The U.S. Oil Fund (USO) lost 0.9 percent after gasoline inventories swelled by 8.4 million barrels this week, capping the largest two-week build on record. West Texas Intermediate crude has been flirting with levels last seen in 2003 around $30 a barrel.

High-yield, or "junk," bonds were also under pressure with the Barclays High Yield Bond ETF (JNK) breaking down to fresh lows testing the $33-a-share level for the first time since June 2013. Concerns over the threat of energy-sector defaults keep rising as crude oil keeps falling.

One-time new tech favorites are being abandoned. Wearable camera maker GoPro (GPRO) was slammed as much as 25 percent in after-hours trading on Wednesday after lowering its fourth-quarter guidance and announcing a 7 percent workforce cut. Vision system supplier Ambarella (AMBA) lost 11 percent in sympathy. Even once-almighty Apple (AAPL) lost 2.6 percent to drop back below $100.

Lowest oil prices in 13 years 02:40

On a technical basis, sentiment is reaching a critical juncture: Either investors launch a full-scale panic-selling wipeout, or brave bargain hunters squeeze the short sellers and ignite a "dead-cat" rebound.

Bullish sentiment in the latest Investors Intelligence survey fell to 28.7 percent from 34.7 percent last week, its lowest level since late summer when the percentage of bulls fell to 24.7 percent.
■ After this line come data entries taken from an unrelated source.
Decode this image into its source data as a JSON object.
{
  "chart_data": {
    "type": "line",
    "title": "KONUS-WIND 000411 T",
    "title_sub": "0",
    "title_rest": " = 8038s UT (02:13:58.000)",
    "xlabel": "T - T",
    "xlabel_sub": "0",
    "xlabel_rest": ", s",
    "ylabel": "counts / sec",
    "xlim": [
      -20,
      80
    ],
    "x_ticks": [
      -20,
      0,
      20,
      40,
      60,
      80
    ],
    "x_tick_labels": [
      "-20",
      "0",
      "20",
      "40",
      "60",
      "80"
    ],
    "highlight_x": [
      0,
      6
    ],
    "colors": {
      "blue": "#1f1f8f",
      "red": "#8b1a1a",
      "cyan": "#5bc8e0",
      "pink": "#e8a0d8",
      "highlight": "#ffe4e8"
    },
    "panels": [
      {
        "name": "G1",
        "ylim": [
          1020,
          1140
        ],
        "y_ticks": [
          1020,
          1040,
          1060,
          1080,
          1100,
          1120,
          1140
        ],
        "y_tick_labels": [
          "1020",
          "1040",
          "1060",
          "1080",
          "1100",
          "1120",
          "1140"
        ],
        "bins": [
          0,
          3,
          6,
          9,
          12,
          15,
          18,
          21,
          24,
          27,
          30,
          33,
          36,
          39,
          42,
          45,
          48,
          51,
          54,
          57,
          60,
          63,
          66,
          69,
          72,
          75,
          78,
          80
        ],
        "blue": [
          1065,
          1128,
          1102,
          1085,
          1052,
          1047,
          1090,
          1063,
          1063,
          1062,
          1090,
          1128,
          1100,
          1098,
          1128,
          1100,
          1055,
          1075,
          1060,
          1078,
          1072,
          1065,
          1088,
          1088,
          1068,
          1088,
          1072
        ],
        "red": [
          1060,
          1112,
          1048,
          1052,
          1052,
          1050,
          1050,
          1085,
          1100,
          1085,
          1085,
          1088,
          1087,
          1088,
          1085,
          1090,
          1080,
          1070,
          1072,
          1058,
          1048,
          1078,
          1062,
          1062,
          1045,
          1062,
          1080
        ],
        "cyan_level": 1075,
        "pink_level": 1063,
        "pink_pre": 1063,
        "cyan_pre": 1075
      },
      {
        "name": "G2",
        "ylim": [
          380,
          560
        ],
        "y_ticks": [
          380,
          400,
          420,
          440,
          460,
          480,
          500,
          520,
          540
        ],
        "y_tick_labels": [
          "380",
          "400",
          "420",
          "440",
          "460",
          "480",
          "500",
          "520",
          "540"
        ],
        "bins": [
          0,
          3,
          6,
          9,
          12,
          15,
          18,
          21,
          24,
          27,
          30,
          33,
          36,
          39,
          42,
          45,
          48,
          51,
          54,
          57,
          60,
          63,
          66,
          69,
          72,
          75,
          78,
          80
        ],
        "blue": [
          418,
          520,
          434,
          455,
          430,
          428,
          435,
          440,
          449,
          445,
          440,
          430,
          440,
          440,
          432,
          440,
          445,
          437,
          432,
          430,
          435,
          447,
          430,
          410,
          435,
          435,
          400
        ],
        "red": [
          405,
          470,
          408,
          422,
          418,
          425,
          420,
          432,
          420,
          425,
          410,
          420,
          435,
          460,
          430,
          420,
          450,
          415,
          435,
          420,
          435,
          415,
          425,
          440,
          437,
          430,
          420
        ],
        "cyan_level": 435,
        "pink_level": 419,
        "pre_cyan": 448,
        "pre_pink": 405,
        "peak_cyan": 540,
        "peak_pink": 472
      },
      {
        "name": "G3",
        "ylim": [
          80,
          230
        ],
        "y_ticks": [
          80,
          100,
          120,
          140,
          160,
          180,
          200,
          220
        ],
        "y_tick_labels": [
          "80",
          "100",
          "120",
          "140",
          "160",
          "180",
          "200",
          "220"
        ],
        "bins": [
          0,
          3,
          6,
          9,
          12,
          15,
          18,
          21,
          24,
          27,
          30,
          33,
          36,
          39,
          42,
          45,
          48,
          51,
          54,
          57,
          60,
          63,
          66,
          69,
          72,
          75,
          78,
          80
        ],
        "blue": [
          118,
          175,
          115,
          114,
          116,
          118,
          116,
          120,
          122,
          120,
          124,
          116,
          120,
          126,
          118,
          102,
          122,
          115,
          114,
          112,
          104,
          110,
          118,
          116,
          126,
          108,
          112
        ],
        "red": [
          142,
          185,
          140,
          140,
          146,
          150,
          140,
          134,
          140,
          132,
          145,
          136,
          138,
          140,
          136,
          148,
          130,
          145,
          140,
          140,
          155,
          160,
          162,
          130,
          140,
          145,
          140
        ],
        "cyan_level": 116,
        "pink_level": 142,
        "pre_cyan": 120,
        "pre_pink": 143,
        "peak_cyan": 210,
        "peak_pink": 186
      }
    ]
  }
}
Similar readings were seen in March 2009 (26.4 percent) and November 2008 (22.8 percent).

It's worth noting the survey pointed out that pessimism isn't yet excessive nor is the negative bull/bear spread (-7.1 percent) sending a strong buy signal.

More damage is likely as catalysts such as the ongoing collapse in crude oil, the rollout of poor fourth-quarter earnings, Mideast tensions, fresh weakness in junk bonds, the specter of more Fed rate hikes and turmoil in China's markets and the fragility of that country's overindebted economy keep the pressure on.

Investors looking for an exit should sell during any rallies as 2016 is shaping up to be something nasty.